In summary, the performance analysis of the results for closed-set annotation shows the benefit from exploiting complementary textual resources such as Wikipedia, WordNet and considering filenames as another strong tag predictor. Proposed framework proved successful also on the open-set annotation with almost 40 % generated tags being considered relevant by 4 out of 7 manual annotators.

4 Future Research Directions

One of the most relevant future research directions in the use of visual analysis for tagging is the exploitation of online multimedia repositories as substitutes of hard-to-collect training datasets. Although already a reality in image and video tagging applications, a boost in performance could be achieved if the group and hypergroup structures of sites like Flickr or YouTube were explored [72]. However, this issue still remains a challenge in the area of music annotation.

Another promising issue resides in the integration of multiple annotation techniques under a single framework.
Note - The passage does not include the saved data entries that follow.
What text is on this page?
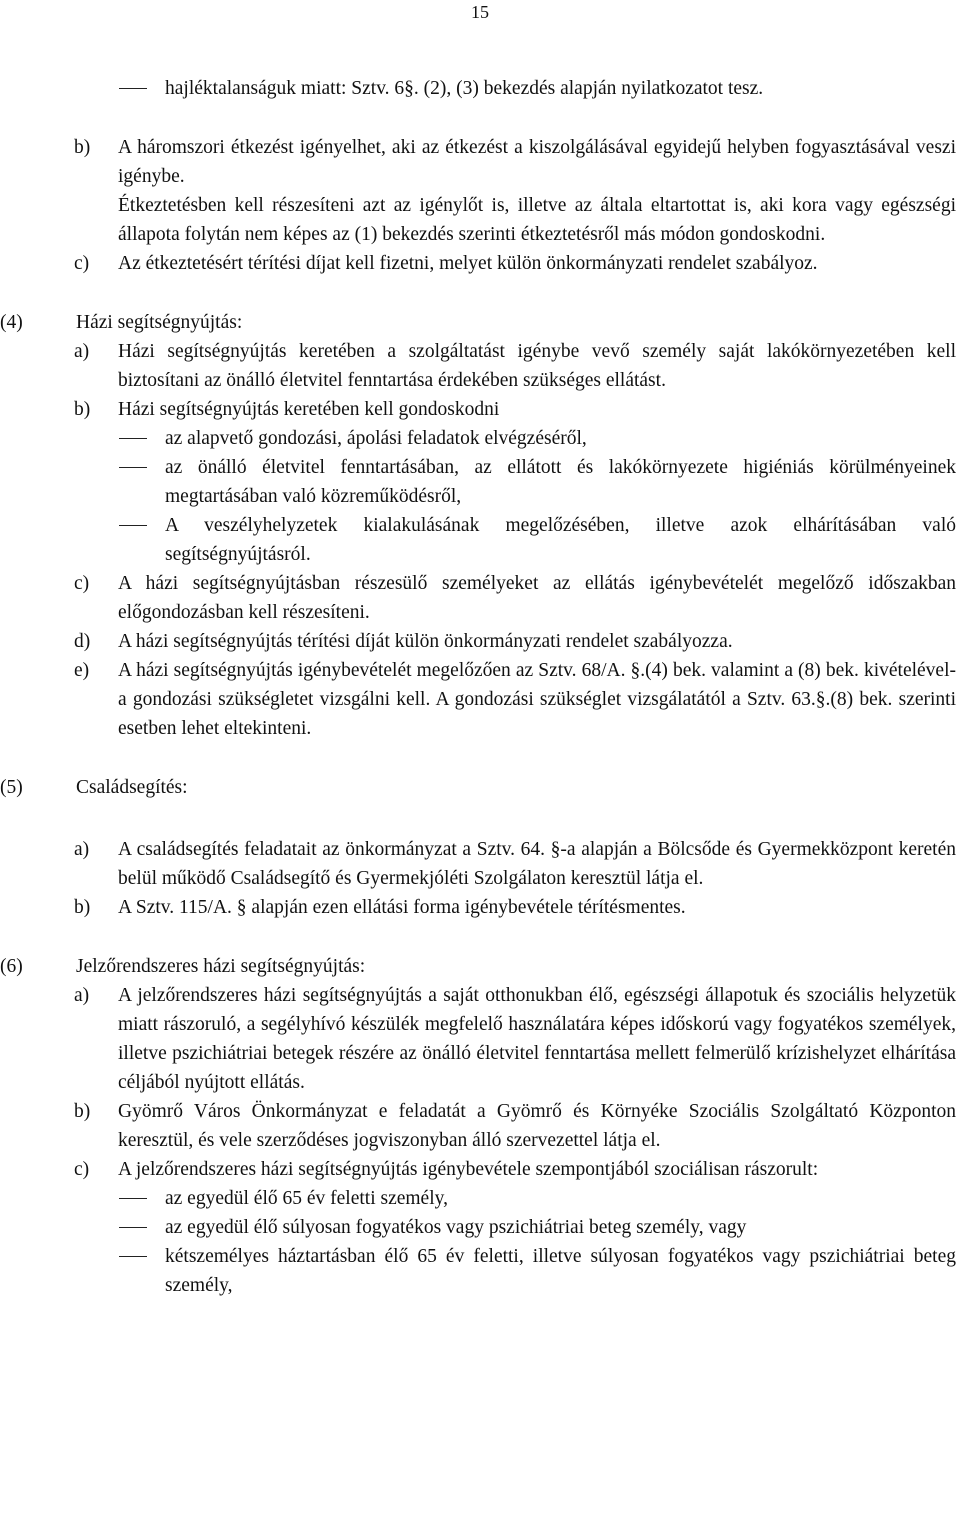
15
hajléktalanságuk miatt: Sztv. 6§. (2), (3) bekezdés alapján nyilatkozatot tesz.
b) A háromszori étkezést igényelhet, aki az étkezést a kiszolgálásával egyidejű helyben fogyasztásával veszi igénybe.
Étkeztetésben kell részesíteni azt az igénylőt is, illetve az általa eltartottat is, aki kora vagy egészségi állapota folytán nem képes az (1) bekezdés szerinti étkeztetésről más módon gondoskodni.
c) Az étkeztetésért térítési díjat kell fizetni, melyet külön önkormányzati rendelet szabályoz.
(4)	Házi segítségnyújtás:
a) Házi segítségnyújtás keretében a szolgáltatást igénybe vevő személy saját lakókörnyezetében kell biztosítani az önálló életvitel fenntartása érdekében szükséges ellátást.
b) Házi segítségnyújtás keretében kell gondoskodni
az alapvető gondozási, ápolási feladatok elvégzéséről,
az önálló életvitel fenntartásában, az ellátott és lakókörnyezete higiéniás körülményeinek megtartásában való közreműködésről,
A veszélyhelyzetek kialakulásának megelőzésében, illetve azok elhárításában való segítségnyújtásról.
c) A házi segítségnyújtásban részesülő személyeket az ellátás igénybevételét megelőző időszakban előgondozásban kell részesíteni.
d) A házi segítségnyújtás térítési díját külön önkormányzati rendelet szabályozza.
e) A házi segítségnyújtás igénybevételét megelőzően az Sztv. 68/A. §.(4) bek. valamint a (8) bek. kivételével- a gondozási szükségletet vizsgálni kell. A gondozási szükséglet vizsgálatától a Sztv. 63.§.(8) bek. szerinti esetben lehet eltekinteni.
(5)	Családsegítés:
a) A családsegítés feladatait az önkormányzat a Sztv. 64. §-a alapján a Bölcsőde és Gyermekközpont keretén belül működő Családsegítő és Gyermekjóléti Szolgálaton keresztül látja el.
b) A Sztv. 115/A. § alapján ezen ellátási forma igénybevétele térítésmentes.
(6)	Jelzőrendszeres házi segítségnyújtás:
a) A jelzőrendszeres házi segítségnyújtás a saját otthonukban élő, egészségi állapotuk és szociális helyzetük miatt rászoruló, a segélyhívó készülék megfelelő használatára képes időskorú vagy fogyatékos személyek, illetve pszichiátriai betegek részére az önálló életvitel fenntartása mellett felmerülő krízishelyzet elhárítása céljából nyújtott ellátás.
b) Gyömrő Város Önkormányzat e feladatát a Gyömrő és Környéke Szociális Szolgáltató Központon keresztül, és vele szerződéses jogviszonyban álló szervezettel látja el.
c) A jelzőrendszeres házi segítségnyújtás igénybevétele szempontjából szociálisan rászorult:
az egyedül élő 65 év feletti személy,
az egyedül élő súlyosan fogyatékos vagy pszichiátriai beteg személy, vagy
kétszemélyes háztartásban élő 65 év feletti, illetve súlyosan fogyatékos vagy pszichiátriai beteg személy,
An interesting idea is the combination of tagging models with different scalabilities, so that good performance can be obtained regardless of the datasets size [72]. In a similar sense, another way of extending tagging approaches would consist in taking into account the relationships link between different resources such as videos, pictures or text found in different sites, which may be of help for extracting additional information for improving tagging accuracy [61].

Moreover, a very interesting direction for future research, specially in the music annotation field, is the construction of user-specific models that allow to reduce the influence of subjectivity, thus making it possible to model each user’s concept of audio semantics [70].

Another relevant issue is the analysis and generation of the so-called deep tags (i.e. tags linked to a small part of a larger media resource (e.g. a segment of a video [61], a region of an image, or a passage of a song)).